= Atlas of Terrestrial Group Planets and their Moons =

1992 planetary atlas published in Moscow

The Atlas of Terrestrial Group Planets and their Moons (Атлас планет Земной группы и их спутников) is a Soviet-era planetary atlas published in the Russian language in Moscow. It summarizes Soviet and American planetary science results in thematic maps of Mercury, Venus, the Moon, Mars, Phobos, and also includes Earth maps for all themes for comparison. This makes it the first comparative planetological atlas, made using traditional cartographic techniques.

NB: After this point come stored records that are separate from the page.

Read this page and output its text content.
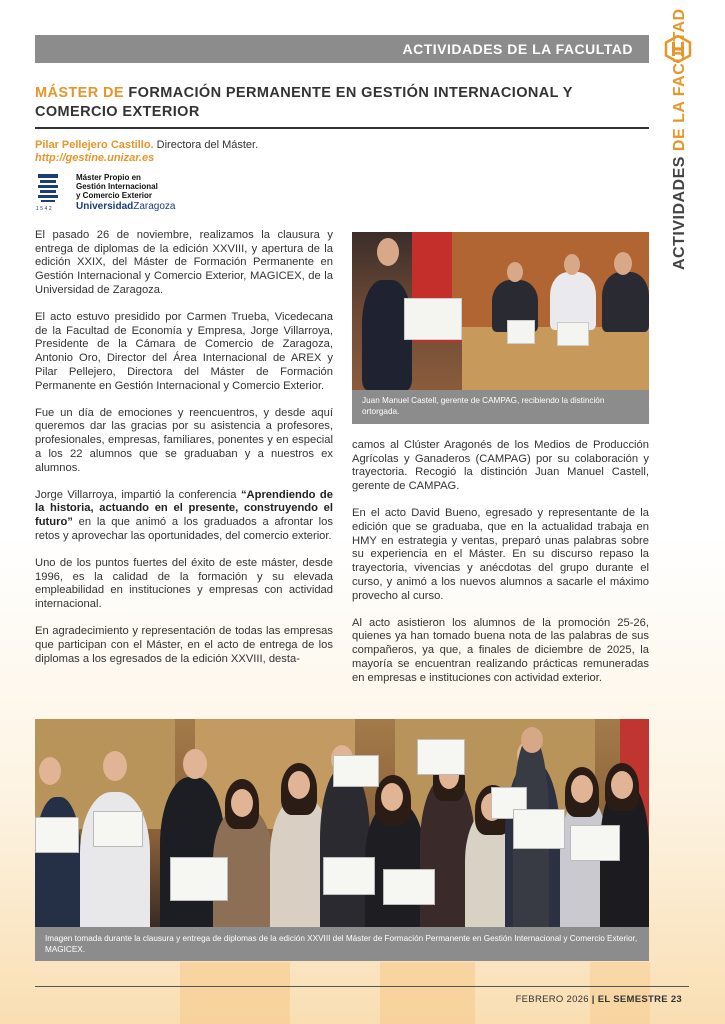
ACTIVIDADES DE LA FACULTAD
ACTIVIDADES DE LA FACULTAD
MÁSTER DE FORMACIÓN PERMANENTE EN GESTIÓN INTERNACIONAL Y COMERCIO EXTERIOR
Pilar Pellejero Castillo. Directora del Máster.
http://gestine.unizar.es
1542
Máster Propio en
Gestión Internacional
y Comercio Exterior
UniversidadZaragoza

El pasado 26 de noviembre, realizamos la clausura y entrega de diplomas de la edición XXVIII, y apertura de la edición XXIX, del Máster de Formación Permanente en Gestión Internacional y Comercio Exterior, MAGICEX, de la Universidad de Zaragoza.

El acto estuvo presidido por Carmen Trueba, Vicedecana de la Facultad de Economía y Empresa, Jorge Villarroya, Presidente de la Cámara de Comercio de Zaragoza, Antonio Oro, Director del Área Internacional de AREX y Pilar Pellejero, Directora del Máster de Formación Permanente en Gestión Internacional y Comercio Exterior.

Fue un día de emociones y reencuentros, y desde aquí queremos dar las gracias por su asistencia a profesores, profesionales, empresas, familiares, ponentes y en especial a los 22 alumnos que se graduaban y a nuestros ex alumnos.

Jorge Villarroya, impartió la conferencia “Aprendiendo de la historia, actuando en el presente, construyendo el futuro” en la que animó a los graduados a afrontar los retos y aprovechar las oportunidades, del comercio exterior.

Uno de los puntos fuertes del éxito de este máster, desde 1996, es la calidad de la formación y su elevada empleabilidad en instituciones y empresas con actividad internacional.

En agradecimiento y representación de todas las empresas que participan con el Máster, en el acto de entrega de los diplomas a los egresados de la edición XXVIII, desta-

Juan Manuel Castell, gerente de CAMPAG, recibiendo la distinción ortorgada.

camos al Clúster Aragonés de los Medios de Producción Agrícolas y Ganaderos (CAMPAG) por su colaboración y trayectoria. Recogió la distinción Juan Manuel Castell, gerente de CAMPAG.

En el acto David Bueno, egresado y representante de la edición que se graduaba, que en la actualidad trabaja en HMY en estrategia y ventas, preparó unas palabras sobre su experiencia en el Máster. En su discurso repaso la trayectoria, vivencias y anécdotas del grupo durante el curso, y animó a los nuevos alumnos a sacarle el máximo provecho al curso.

Al acto asistieron los alumnos de la promoción 25-26, quienes ya han tomado buena nota de las palabras de sus compañeros, ya que, a finales de diciembre de 2025, la mayoría se encuentran realizando prácticas remuneradas en empresas e instituciones con actividad exterior.

Imagen tomada durante la clausura y entrega de diplomas de la edición XXVIII del Máster de Formación Permanente en Gestión Internacional y Comercio Exterior, MAGICEX.
FEBRERO 2026 | EL SEMESTRE 23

==Significance and features==
Some of the newly imaged terrain revealed for the first time by Russian spacecraft and then shown in Russian-published map sheets were depicted in an Atlas format for the first time, and it is the first publication that uniformly utilized the Cyrillic planetary nomenclature developed by Russian scientists, of which several names were originally Russian and later transcribed for the officially Latin IAU nomenclature. Its significance is that it was, and still is, the only cartographic atlas of planetary bodies with a complex geoscience approach that enables comparative planetological studies. Thematic and generic physical maps using traditional (manual) cartographic techniques of the planets were produced using similar methodology.

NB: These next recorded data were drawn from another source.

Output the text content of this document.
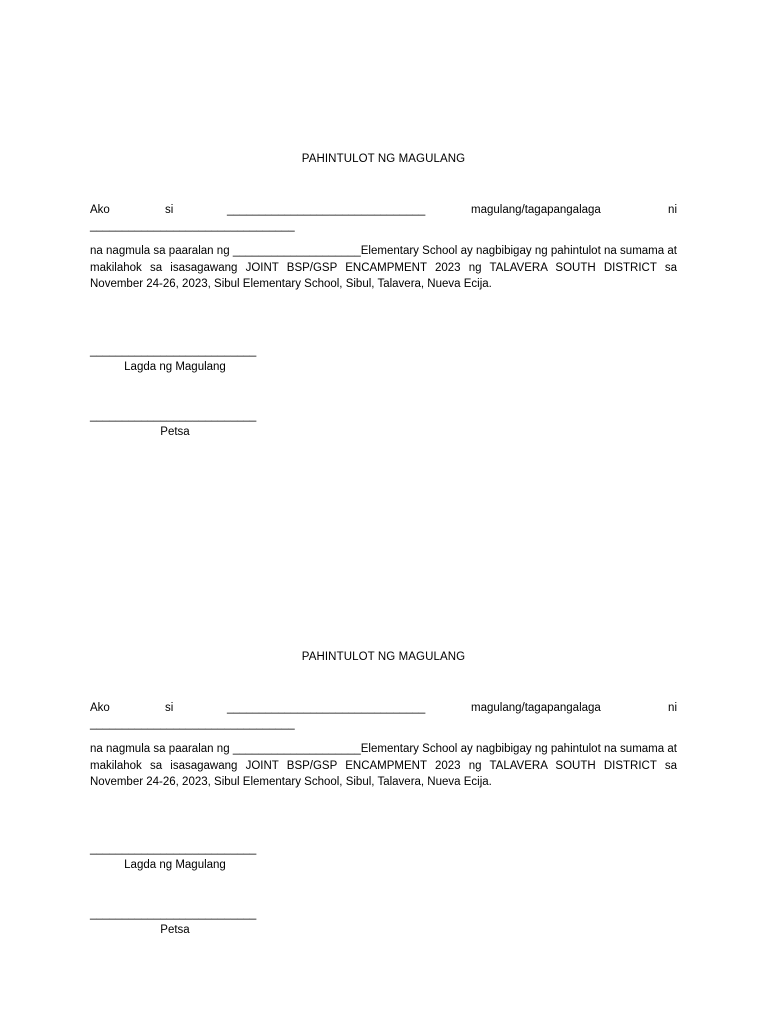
PAHINTULOT NG MAGULANG

Ako	si	_______________________________	magulang/tagapangalaga	ni
________________________________
na nagmula sa paaralan ng ____________________Elementary School ay nagbibigay ng pahintulot na sumama at makilahok sa isasagawang JOINT BSP/GSP ENCAMPMENT 2023 ng TALAVERA SOUTH DISTRICT sa November 24-26, 2023, Sibul Elementary School, Sibul, Talavera, Nueva Ecija.
__________________________
Lagda ng Magulang
__________________________
Petsa

PAHINTULOT NG MAGULANG

Ako	si	_______________________________	magulang/tagapangalaga	ni
________________________________
na nagmula sa paaralan ng ____________________Elementary School ay nagbibigay ng pahintulot na sumama at makilahok sa isasagawang JOINT BSP/GSP ENCAMPMENT 2023 ng TALAVERA SOUTH DISTRICT sa November 24-26, 2023, Sibul Elementary School, Sibul, Talavera, Nueva Ecija.
__________________________
Lagda ng Magulang
__________________________
Petsa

==English language digital version==
Its English language, updated digital, version was published in Moscow in 2007 by the Planetary Cartography Laboratory at the Moscow State University for Geodesy and Cartography (MIIGAiK). Pages were scanned for the project, although the digital version contains no images.

==Sections==
Sections (and thematic maps) include the following themes:

1. Shaded relief maps (using pencil drawings)
2. Blank maps (outlines of main features, different tones for the main topographic or albedo domains, plus nomenclature)
3. Hypsometric maps (relief shown by colors)
4. Albedo maps (overlain by the blank map outlines)
5. Geophysical maps
6. Geologo-morphologic maps
7. Discovery and flights maps
8. Photographic coverage maps
9. Cartographic coverage maps

==Editing and publication==
It was edited by VD Bolshakov, Kira Shingareva, Jeanna F Rodionova and their colleagues in 12 years' of work at the MIIGAiK.

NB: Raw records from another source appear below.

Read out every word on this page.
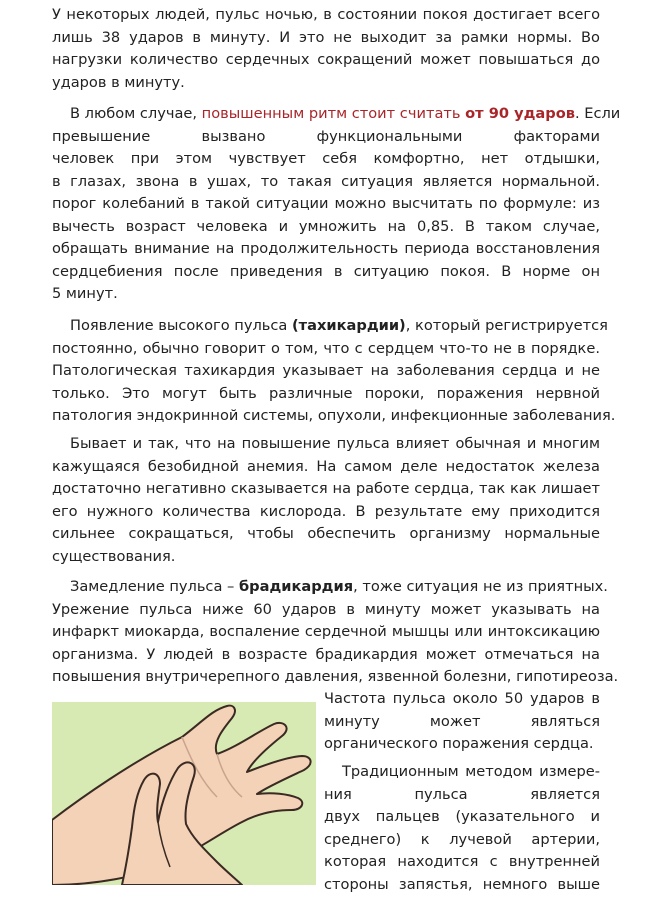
У некоторых людей, пульс ночью, в состоянии покоя достигает всего
лишь 38 ударов в минуту. И это не выходит за рамки нормы. Во
нагрузки количество сердечных сокращений может повышаться до
ударов в минуту.
В любом случае, повышенным ритм стоит считать от 90 ударов. Если
превышение вызвано функциональными факторами
человек при этом чувствует себя комфортно, нет отдышки,
в глазах, звона в ушах, то такая ситуация является нормальной.
порог колебаний в такой ситуации можно высчитать по формуле: из
вычесть возраст человека и умножить на 0,85. В таком случае,
обращать внимание на продолжительность периода восстановления
сердцебиения после приведения в ситуацию покоя. В норме он
5 минут.
Появление высокого пульса (тахикардии), который регистрируется
постоянно, обычно говорит о том, что с сердцем что-то не в порядке.
Патологическая тахикардия указывает на заболевания сердца и не
только. Это могут быть различные пороки, поражения нервной
патология эндокринной системы, опухоли, инфекционные заболевания.
Бывает и так, что на повышение пульса влияет обычная и многим
кажущаяся безобидной анемия. На самом деле недостаток железа
достаточно негативно сказывается на работе сердца, так как лишает
его нужного количества кислорода. В результате ему приходится
сильнее сокращаться, чтобы обеспечить организму нормальные
существования.
Замедление пульса – брадикардия, тоже ситуация не из приятных.
Урежение пульса ниже 60 ударов в минуту может указывать на
инфаркт миокарда, воспаление сердечной мышцы или интоксикацию
организма. У людей в возрасте брадикардия может отмечаться на
повышения внутричерепного давления, язвенной болезни, гипотиреоза.
Частота пульса около 50 ударов в
минуту может являться
органического поражения сердца.
Традиционным методом измере-
ния пульса является
двух пальцев (указательного и
среднего) к лучевой артерии,
которая находится с внутренней
стороны запястья, немного выше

The atlas contains 208 pages. It was printed in 1992, in 500 copies. The publisher was MIIGAiK University, Moscow.

==Maps==
Several of the hand-drawn basemaps in this Atlas were later used in the series of Multilingual Maps for Terrestrial Planets and their Moons, published in Dresden and Budapest. The map design utilized in the Atlas also affected subsequent planetary globes produced at MIIGAiK where it was developed, such as the Globe of Mercury and the maps of Io and Enceladus.